BOSTON >> The hearing was already over by the time Gracemarie and Joyce Tomaselli arrived, but the Salisbury sisters wanted to weigh in on Speaker Robert DeLeo's proposed review of the state's ethics, campaign finance and lobbying laws.
The Joint Committee on State Administration and Regulatory Oversight made quick work of the hearing for DeLeo's resolve (H 4627) Tuesday, taking testimony from one witness and adjourning in less than six minutes. The Tomasellis, frustrated by activities in their town over the years, ended up sharing their thoughts with House co-chair Rep. Peter Kocot and his staff.
Tuesday's hearing has been the only speedy aspect of DeLeo's months-long push for a comprehensive joint review by the two legislative branches and Gov. Charlie Baker's administration of myriad conflict of interest, campaign finance and disclosure, and lobbying laws and regulations on the books.
"I believe that, after almost eight years since the last review, it is once again time for us to examine all these laws and determine whether they need to be updated, strengthened or clarified to ensure that their prohibitions and restrictions are clear to the tens of thousands of state, municipal and county employees who are subject to the laws," DeLeo wrote in testimony that his chief of staff delivered to the committee.

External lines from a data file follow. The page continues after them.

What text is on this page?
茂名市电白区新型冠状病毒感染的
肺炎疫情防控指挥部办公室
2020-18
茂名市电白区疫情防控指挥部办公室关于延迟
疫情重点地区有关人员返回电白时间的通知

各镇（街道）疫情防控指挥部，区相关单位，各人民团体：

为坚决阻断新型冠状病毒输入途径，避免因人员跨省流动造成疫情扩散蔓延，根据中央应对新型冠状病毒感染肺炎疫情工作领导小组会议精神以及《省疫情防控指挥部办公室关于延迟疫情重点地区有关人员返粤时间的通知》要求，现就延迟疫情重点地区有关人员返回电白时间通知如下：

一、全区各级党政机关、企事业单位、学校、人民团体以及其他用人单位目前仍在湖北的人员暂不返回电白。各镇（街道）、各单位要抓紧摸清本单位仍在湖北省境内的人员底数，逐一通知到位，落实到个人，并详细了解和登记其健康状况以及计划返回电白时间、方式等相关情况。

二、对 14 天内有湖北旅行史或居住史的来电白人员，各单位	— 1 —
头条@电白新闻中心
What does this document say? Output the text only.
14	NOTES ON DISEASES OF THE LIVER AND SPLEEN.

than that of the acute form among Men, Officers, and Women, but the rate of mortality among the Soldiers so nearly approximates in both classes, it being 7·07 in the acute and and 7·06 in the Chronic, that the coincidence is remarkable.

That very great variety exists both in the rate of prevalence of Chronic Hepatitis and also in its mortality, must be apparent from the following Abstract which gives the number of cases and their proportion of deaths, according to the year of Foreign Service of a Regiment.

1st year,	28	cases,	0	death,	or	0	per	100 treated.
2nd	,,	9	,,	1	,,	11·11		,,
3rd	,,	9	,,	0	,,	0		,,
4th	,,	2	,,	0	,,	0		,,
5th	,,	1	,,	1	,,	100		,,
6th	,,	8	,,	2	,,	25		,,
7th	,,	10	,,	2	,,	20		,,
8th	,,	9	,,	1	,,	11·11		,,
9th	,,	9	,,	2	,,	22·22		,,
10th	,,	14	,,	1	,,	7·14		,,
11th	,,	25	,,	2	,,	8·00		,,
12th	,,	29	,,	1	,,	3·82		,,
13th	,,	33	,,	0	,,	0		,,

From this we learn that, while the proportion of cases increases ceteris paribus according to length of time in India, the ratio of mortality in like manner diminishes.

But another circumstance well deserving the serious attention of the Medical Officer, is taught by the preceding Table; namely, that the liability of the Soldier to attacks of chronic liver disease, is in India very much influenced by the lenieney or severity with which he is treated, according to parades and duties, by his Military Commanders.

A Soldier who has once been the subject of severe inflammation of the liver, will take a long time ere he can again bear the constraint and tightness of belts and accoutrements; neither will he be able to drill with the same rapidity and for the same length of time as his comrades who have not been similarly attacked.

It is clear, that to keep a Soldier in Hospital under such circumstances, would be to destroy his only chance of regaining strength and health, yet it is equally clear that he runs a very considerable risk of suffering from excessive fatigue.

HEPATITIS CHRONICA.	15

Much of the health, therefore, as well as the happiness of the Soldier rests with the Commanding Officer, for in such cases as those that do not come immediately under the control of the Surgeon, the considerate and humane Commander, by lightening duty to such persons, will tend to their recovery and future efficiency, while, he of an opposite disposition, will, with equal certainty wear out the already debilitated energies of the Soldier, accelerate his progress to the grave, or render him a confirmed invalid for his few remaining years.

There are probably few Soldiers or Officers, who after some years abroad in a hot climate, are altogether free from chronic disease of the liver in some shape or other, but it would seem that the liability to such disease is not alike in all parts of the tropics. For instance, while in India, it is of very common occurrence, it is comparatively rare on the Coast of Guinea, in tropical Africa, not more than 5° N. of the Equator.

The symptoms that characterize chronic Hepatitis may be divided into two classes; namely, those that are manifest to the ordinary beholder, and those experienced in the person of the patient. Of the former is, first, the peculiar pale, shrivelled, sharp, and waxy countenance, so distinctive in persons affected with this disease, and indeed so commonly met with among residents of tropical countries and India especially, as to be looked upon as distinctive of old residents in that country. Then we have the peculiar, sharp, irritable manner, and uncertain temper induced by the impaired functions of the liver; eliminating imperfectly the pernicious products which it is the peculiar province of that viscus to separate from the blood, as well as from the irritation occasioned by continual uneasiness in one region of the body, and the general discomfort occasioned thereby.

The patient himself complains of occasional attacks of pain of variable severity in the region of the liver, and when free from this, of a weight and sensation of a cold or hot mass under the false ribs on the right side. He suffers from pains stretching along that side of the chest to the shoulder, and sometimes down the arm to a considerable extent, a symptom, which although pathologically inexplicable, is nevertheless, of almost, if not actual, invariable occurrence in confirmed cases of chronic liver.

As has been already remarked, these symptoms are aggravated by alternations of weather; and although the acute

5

The resolve, which failed to draw much interest despite public skepticism about government operations, would create an 11-member Task Force on Integrity in State and Local Government that would include the House and Senate chairs of the Ethics Committee, the attorney general or a designee, the chief legal counsels to the House, Senate and governor, legislators appointed by the minority leader in each branch, and outside experts.
Pamela Wilmot, executive director of Common Cause Massachusetts, told the committee Tuesday that she served on a similar task force in 2009 and while "it wasn't that long ago ... there's always a few things that we missed along the way."
Wilmot said there "aren't a real lot" of outstanding issues on the ethics side, but suggested the task force should consider the possibility of granting the State Ethics Commission full regulatory authority, which would allow the commission additional flexibility to clear up unintended consequences in state ethics laws.
"It currently has a half of loaf, which is the ability to exclude items from the ethics laws," Wilmot said. "Even though it is formally a violation of Section 7 to buy an MBTA ticket ... or to be a foster family, those are all things that would technically be precluded but clearly weren't intended by the law."
House Minority Leader Brad Jones also raised the "unintended consequences" of the ethics laws as a possible target for the task force, if it is created, offering a hypothetical situation in which a public school teacher finds themselves in hot water because parents gave them a gift card or other gift at the end of a school year.
Jones said DeLeo's task force proposal was the topic of discussion at a number of meetings with leaders of state government and said he likes the idea.
Though "there's probably a number of perspectives on things people would like to see emphasized," Jones said he wants the task force to take a look at the House and how representatives cast their votes in the chamber.
"One thing I think should be a piece of it, and I would encourage my appointee to think about this, is the voting process in the House in terms of making sure people are voting for themselves and that people are in the building," he said. "Because ultimately, one bad actor can reflect poorly on everybody here."
Asked whether it is reasonable to expect DeLeo's resolve to advance through the Legislature during informal sessions, Jones said, "I would assume there has maybe been some discussion of it moving forward now and maybe coming back with recommendations in time for some action next legislative session."
Kocot said he is "optimistic" that the House will advance its speaker's initiative this session.
When asked about the dynamic surrounding the speaker's proposal -- a resolve filed by the most powerful legislator on Beacon Hill that sat untouched by the other branch for months and gets a hearing more than two months after formal sessions ended -- Jones suggested the timing of the proposal may have ruffled some feathers.
"I don't know if there was some concern that this was being advanced at a time when there maybe was more of a spotlight on one branch for issues going on," he said. "I would hazard a reasonably certain guess that that probably had some impact on how quickly this moved."
The speaker floated the idea of a task force in February as a federal probe into Sen. Brian Joyce and his alleged actions in the Senate to benefit his private law firm gathered steam. Joyce has not been charged with any wrongdoing.
The Winthrop Democrat waited until June to file the resolve to create the task force in the hopes of giving the group six months to review applicable laws and rules on the books and to make recommendations before Christmas.
The Senate, however, balked at the scope of the probe, which leaders worried would lead to a dead end. DeLeo then openly suggested that the House and governor might have to go it alone. The Senate relented in September and ended the stalemate, clearing the way for DeLeo's resolve to forge ahead.